What you're looking for is called "Speed", a third order derivative. Here's the formula: ( Gamma / UL price ) * ( d1 / v*sqrt(T) + 1 ) Let me know if you need an example or explaining of the formula

Thank you Tsk. I'm unclear on d1, v, and T. Can you name those variables? Do you know of a shortcut for computing gamma of gamma (which, as you point out is also known as Speed) using the values of the other, more common Greeks? I guess a shortcut isn't necessary, as long as an Excel formula can handle the heavy lifting. If you, TskTsk, or anyone here is up for a fun challenge, any chance we could get an actual Excel formula? It might enrich the forum to have the formula on record here. Thanks again.

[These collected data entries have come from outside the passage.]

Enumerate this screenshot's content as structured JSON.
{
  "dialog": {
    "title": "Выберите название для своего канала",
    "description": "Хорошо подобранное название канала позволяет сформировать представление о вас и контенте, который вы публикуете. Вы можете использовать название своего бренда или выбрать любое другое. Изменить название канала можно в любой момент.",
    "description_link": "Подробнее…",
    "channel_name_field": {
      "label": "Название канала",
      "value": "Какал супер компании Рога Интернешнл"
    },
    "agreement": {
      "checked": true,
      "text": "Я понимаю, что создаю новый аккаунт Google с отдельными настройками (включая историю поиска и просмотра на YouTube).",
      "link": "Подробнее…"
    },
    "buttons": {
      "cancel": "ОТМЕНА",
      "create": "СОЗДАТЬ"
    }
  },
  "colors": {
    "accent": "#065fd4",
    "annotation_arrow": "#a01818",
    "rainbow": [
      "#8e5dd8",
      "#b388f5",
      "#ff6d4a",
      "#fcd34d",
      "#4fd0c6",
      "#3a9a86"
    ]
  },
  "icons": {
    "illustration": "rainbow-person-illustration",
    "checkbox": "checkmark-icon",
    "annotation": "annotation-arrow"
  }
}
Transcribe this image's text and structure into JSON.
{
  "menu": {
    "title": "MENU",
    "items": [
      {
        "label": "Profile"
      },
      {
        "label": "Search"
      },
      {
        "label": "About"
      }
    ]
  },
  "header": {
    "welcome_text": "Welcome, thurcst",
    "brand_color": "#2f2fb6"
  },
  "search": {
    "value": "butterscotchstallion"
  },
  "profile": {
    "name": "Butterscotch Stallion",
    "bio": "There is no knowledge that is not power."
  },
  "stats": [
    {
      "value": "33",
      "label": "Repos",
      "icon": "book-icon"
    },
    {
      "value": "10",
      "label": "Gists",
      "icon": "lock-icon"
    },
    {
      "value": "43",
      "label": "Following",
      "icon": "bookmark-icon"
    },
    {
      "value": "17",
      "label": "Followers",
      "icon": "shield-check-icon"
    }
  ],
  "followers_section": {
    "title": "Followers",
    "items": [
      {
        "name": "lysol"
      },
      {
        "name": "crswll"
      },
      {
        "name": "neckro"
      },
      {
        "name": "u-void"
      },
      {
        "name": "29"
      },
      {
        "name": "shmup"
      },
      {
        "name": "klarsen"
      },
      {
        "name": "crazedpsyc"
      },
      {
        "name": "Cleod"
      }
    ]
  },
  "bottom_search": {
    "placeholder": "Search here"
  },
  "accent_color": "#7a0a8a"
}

v*sqrt(T) is time normalized volatility. In other words, a volatility of 0.25 gives a time-normalized volatility of 0.25*sqrt( Days to expiry / 365) d1 is given by this formula: As for spreadsheets, I do have a sheet with BSM + all of the higher order greeks (Zomma, Vomma, Vanna, Charm, Speed and all that). I got it here: http://www.elitetrader.com/vb/attachment.php?s=&postid=3452907 Be aware that some of the formulas are not correct on that sheet. The basic formulas for Vega, Theta, Delta, Gamma, Rho are working fine. Speed is working fine as well. However some of the others are not completely accurate. I have the same sheet and have corrected the ones not working, however the sheet is now also heavily customized, and I'd rather not upload the whole thing, so I'd have to extract the formulas into a separate sheet and upload, which could take some time...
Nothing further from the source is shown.